You can have the perfect run-of-show and a beautifully decorated room, but if your storytelling doesn’t land, the giving moment almost always feels harder than it needs to. Stories are how guests connect what you do to why they personally should care.
The goal isn’t “more stories.” It’s the right stories, in the right places, told in a way that makes your invitation to give feel like the next natural step.
Start With the Emotional and Cognitive Job
Before you choose a speaker, video, or testimonial, ask:
- What do we need guests to understand by the time we ask them to give?

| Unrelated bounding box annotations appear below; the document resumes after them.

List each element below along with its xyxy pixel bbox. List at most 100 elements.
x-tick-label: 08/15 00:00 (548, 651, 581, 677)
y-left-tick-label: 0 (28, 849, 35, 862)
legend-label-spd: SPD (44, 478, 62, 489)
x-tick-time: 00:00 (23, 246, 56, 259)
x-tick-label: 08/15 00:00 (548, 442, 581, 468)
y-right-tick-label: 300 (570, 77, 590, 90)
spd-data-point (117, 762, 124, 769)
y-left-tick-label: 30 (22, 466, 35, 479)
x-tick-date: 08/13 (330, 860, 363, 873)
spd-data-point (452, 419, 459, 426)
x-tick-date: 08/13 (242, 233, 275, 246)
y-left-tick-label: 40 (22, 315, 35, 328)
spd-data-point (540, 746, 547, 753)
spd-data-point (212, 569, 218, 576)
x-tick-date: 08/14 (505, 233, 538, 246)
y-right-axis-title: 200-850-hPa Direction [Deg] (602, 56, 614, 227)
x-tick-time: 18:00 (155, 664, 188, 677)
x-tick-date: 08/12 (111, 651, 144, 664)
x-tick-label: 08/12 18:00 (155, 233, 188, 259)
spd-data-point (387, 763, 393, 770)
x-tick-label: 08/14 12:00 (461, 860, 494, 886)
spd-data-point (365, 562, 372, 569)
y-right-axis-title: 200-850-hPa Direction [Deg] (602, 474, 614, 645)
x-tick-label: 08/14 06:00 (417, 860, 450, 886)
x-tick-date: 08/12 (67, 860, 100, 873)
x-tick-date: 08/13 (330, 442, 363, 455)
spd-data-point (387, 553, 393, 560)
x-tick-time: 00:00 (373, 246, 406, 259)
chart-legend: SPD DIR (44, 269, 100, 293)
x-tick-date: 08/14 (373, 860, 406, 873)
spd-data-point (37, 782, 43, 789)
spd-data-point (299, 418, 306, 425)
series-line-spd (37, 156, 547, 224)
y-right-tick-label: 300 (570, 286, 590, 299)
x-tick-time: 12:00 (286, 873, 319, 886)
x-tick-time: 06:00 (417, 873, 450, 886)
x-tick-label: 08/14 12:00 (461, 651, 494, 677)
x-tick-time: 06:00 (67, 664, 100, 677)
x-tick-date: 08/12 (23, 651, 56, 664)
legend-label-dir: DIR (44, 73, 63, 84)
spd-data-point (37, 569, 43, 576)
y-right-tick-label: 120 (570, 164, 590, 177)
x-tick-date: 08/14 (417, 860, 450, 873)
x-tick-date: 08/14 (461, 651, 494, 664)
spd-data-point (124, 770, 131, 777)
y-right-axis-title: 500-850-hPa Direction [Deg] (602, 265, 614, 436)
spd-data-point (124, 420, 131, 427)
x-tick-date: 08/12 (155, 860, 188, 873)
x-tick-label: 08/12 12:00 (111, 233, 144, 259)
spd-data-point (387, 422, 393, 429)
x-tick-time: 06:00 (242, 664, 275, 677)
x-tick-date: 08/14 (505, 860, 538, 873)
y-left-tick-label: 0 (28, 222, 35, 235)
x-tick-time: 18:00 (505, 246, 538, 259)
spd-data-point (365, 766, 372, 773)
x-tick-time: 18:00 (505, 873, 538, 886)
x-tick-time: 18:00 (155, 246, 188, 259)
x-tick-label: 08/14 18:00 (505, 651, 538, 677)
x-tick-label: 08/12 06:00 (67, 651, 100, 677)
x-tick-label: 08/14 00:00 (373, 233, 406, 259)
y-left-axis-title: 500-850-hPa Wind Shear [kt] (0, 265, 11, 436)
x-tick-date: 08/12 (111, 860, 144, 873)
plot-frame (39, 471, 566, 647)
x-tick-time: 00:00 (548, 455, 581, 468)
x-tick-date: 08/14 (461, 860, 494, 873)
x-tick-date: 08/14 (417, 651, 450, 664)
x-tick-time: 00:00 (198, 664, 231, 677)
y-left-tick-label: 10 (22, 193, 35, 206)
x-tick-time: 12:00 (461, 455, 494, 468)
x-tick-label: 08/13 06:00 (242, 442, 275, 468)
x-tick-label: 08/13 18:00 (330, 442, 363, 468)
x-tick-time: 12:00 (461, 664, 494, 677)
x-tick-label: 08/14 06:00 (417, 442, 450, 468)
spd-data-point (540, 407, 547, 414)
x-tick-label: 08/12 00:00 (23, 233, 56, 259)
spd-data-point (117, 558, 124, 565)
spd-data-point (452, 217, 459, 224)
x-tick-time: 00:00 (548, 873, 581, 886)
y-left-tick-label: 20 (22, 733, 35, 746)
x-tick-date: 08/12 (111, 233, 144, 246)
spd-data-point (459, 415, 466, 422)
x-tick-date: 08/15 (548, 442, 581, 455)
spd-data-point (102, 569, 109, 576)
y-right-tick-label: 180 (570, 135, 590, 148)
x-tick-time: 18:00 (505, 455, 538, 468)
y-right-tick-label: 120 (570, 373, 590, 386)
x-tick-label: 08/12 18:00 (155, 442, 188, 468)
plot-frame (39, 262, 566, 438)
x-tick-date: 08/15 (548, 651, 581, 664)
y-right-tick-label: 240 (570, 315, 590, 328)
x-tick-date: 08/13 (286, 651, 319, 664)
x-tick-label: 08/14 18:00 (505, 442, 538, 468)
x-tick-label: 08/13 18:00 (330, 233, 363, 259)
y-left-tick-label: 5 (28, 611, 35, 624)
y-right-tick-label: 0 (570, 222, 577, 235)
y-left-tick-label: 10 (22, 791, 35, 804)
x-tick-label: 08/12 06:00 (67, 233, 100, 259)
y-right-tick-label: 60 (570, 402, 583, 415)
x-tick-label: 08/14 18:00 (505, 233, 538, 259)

- What do we need them to feel?
Common needs might be:
- Understanding the problem and why your approach matters.
- Belief that their support will do something real.
- Connection to a person or community, not just an abstract cause.
- Urgency that is grounded in reality, not manufactured panic.
Once you know those targets, you can design storytelling to get there.
Choose One Clear Anchor Story
Instead of sprinkling five different stories across the program, choose one or two that you build around.
A strong anchor story usually has:
- A specific protagonist (one person, family, student, etc.).
- A before → during → after structure.
- A clear connection to your organization’s work.
- A clear way for donors to see where their support fits in.
That story could be told as:
- A short video.
- A live interview on stage.
- A carefully prepared first-person story from someone with lived experience (if they want to and are supported).
- A hybrid (video setup + brief live follow-up).
Keep Dignity and Consent at the Center
Storytelling is powerful and vulnerable. It can easily slip into extraction or oversimplification.
Questions to hold:
- Does the person whose story we’re telling want it told this way?
- Are we showing them as a whole person, not just a “before” picture?
- Are we using details that are necessary, or that are simply the most dramatic?
- Will they be okay seeing themselves on screen or remembered this way later?
When in doubt, err on the side of dignity and agency, even if it means the story is less “intense” on stage.
Pair Emotion With Clarity
Emotion opens hearts, but clarity tells them where to go.
Right after a story, make sure guests understand:
- What the story illustrates about your work.
- How support made that outcome possible (or could in the future).
- What, specifically, you’re asking them to do tonight.
For example:
“You just met Jordan. Jordan’s story is one of hundreds we see each year. It’s what your support makes possible. Tonight, we’re asking you to help us say ‘yes’ to more people like Jordan by…”
That bridge is small but crucial.
Place the Story in the Right Part of the Night
Story moments shouldn’t feel random. Think about your program as an arc:
- Welcome
- Context
- Story
- Ask
- Gratitude / closing
Your anchor story typically belongs after people are welcomed and oriented, but before your primary ask. A shorter affirmation story might belong closer to the end as a hopeful example of what continued support will do.
If your program is heavy on speeches and light on stories, almost everything feels like a speech. One or two strong stories, placed intentionally, can do more than seven “talks.”